6A: Structured Data and XML 101

Over the past few weeks we have discussed and seen how the modern dynamic web—and the digital humanities projects it hosts—comprise structured data (usually residing in a relational database) that is served to the browser based on a user request where it is rendered in HTML markup. This week we are exploring how these two elements (structured data and mark up) come together in a mainstay of DH methods: encoding texts using XML and the TEI.

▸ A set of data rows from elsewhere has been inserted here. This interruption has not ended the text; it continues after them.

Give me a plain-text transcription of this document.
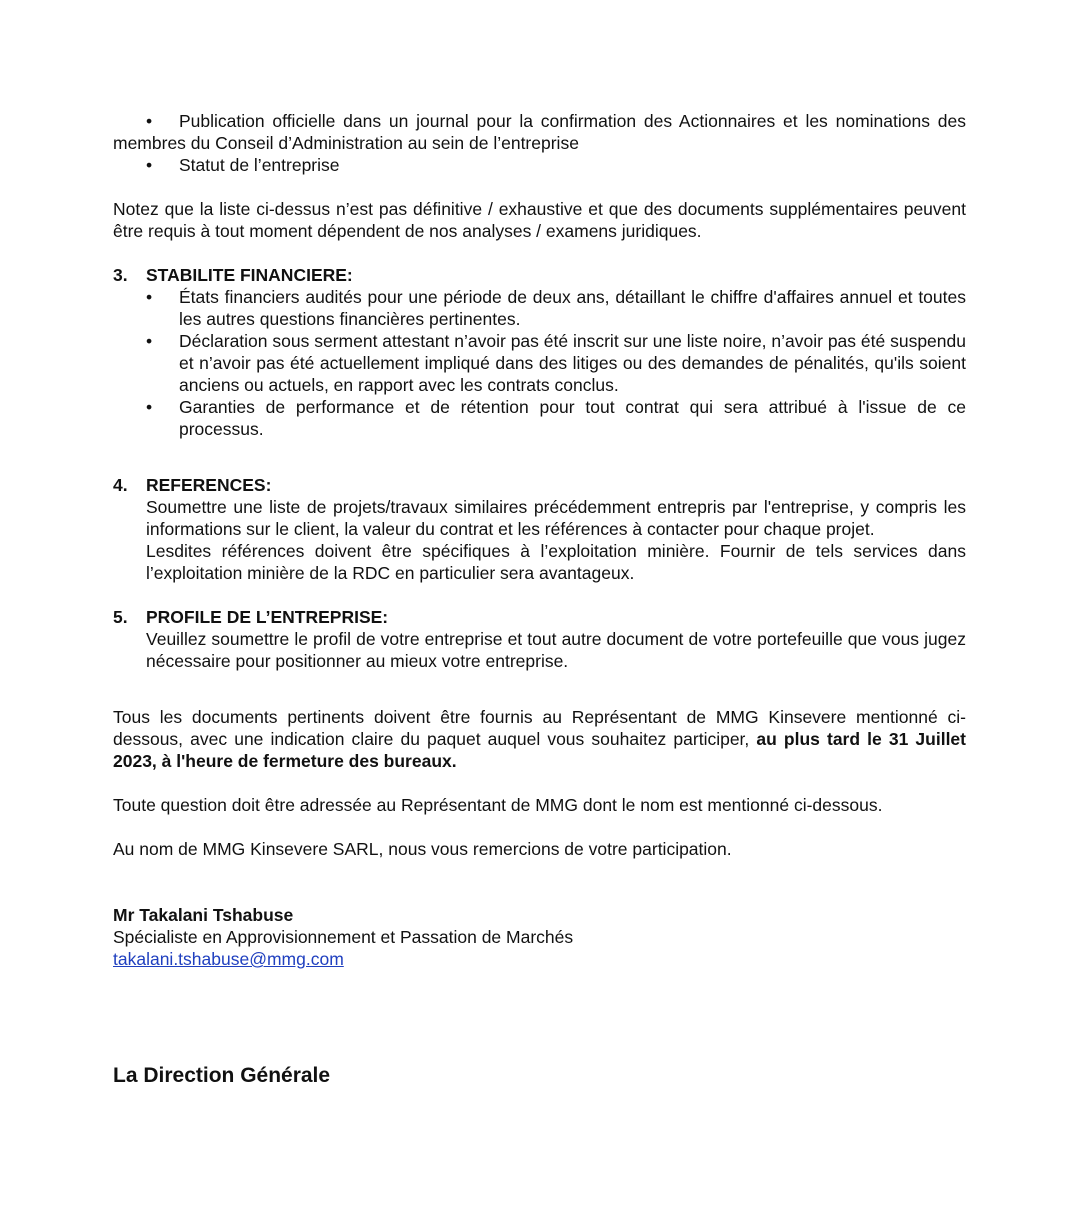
•	Publication officielle dans un journal pour la confirmation des Actionnaires et les nominations des membres du Conseil d’Administration au sein de l’entreprise
• Statut de l’entreprise

Notez que la liste ci-dessus n’est pas définitive / exhaustive et que des documents supplémentaires peuvent être requis à tout moment dépendent de nos analyses / examens juridiques.

3. STABILITE FINANCIERE:
• États financiers audités pour une période de deux ans, détaillant le chiffre d'affaires annuel et toutes les autres questions financières pertinentes.
• Déclaration sous serment attestant n’avoir pas été inscrit sur une liste noire, n’avoir pas été suspendu et n’avoir pas été actuellement impliqué dans des litiges ou des demandes de pénalités, qu'ils soient anciens ou actuels, en rapport avec les contrats conclus.
• Garanties de performance et de rétention pour tout contrat qui sera attribué à l'issue de ce processus.
4. REFERENCES:

Soumettre une liste de projets/travaux similaires précédemment entrepris par l'entreprise, y compris les informations sur le client, la valeur du contrat et les références à contacter pour chaque projet.

Lesdites références doivent être spécifiques à l’exploitation minière. Fournir de tels services dans l’exploitation minière de la RDC en particulier sera avantageux.

5. PROFILE DE L’ENTREPRISE:

Veuillez soumettre le profil de votre entreprise et tout autre document de votre portefeuille que vous jugez nécessaire pour positionner au mieux votre entreprise.

Tous les documents pertinents doivent être fournis au Représentant de MMG Kinsevere mentionné ci-dessous, avec une indication claire du paquet auquel vous souhaitez participer, au plus tard le 31 Juillet 2023, à l'heure de fermeture des bureaux.

Toute question doit être adressée au Représentant de MMG dont le nom est mentionné ci-dessous.

Au nom de MMG Kinsevere SARL, nous vous remercions de votre participation.

Mr Takalani Tshabuse

Spécialiste en Approvisionnement et Passation de Marchés

takalani.tshabuse@mmg.com

La Direction Générale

XML (eXtensible Markup Language) is a sibling of HTML, but whereas the latter can include formatting instructions telling the browser how to display information, the former is merely descriptive. XML doesn’t do anything, it just describes the data in a regularized, structured way that allows for the easy storage and interchange of information between different applications. Making decisions about how to describe the contents of a text involves interpretive decisions that can pose challenges to humanities scholarship, which we’ll discuss more in the next class on the Text Encoding Initiative (TEI). For now, we’re going to explore the basics of XML and see how we can store, access, and manipulate data.

We went over the main parameters in class, but an excellent primer to XML in the context of DH has been put together by Frédéric Kaplan for his DH101 course and can be viewed in the slideshow below.

Introduction to XML from Frederic Kaplan

Exercise

Since XML is like a database in plain text, we can store it anywhere and use pretty much any programming language to perform operations on it, transform it and dictate how it should be displayed. For this exercise we will extract a simple RSS feed’s data (a ubiquitous form of XML document) and output it as HTML using three different languages: JavaScript, PHP and XSLT. Two of these we’ve already encountered, but more information on all three can be found in the resources section below.

Download the zipped exercise files here.

In order to run the scripts you’ll need to put them in the web root of a server environment. For us, that means the public_html directory of your ReclaimHosting server.

Log in to your ReclaimHosting.com account
Click on File Manager
Navigate to your public_html directory
Click the Upload button and choose the xml_examples.zip file from your local machine.
Right-click on the zipped file and Extract the contents.

You should have a new xml_examples folder containing the following files

feed.xml (the data)
ParseXML.html
ParseXML.php
xls_examples
1. ParseXML.xsl
2. feed_xsl.xml

Examine the various files in both a text editor and browser and try to figure out what they do. The cPanel offers a built in code editor and text editor, which you can access via the buttons at the top of the file manager window or by right-clicking.

Open the feed.xml file in the Code Editor and plain Editor to see how they differ.
Check out the other files too and see if you can figure out what language they are using and how they are manipulating the DOM.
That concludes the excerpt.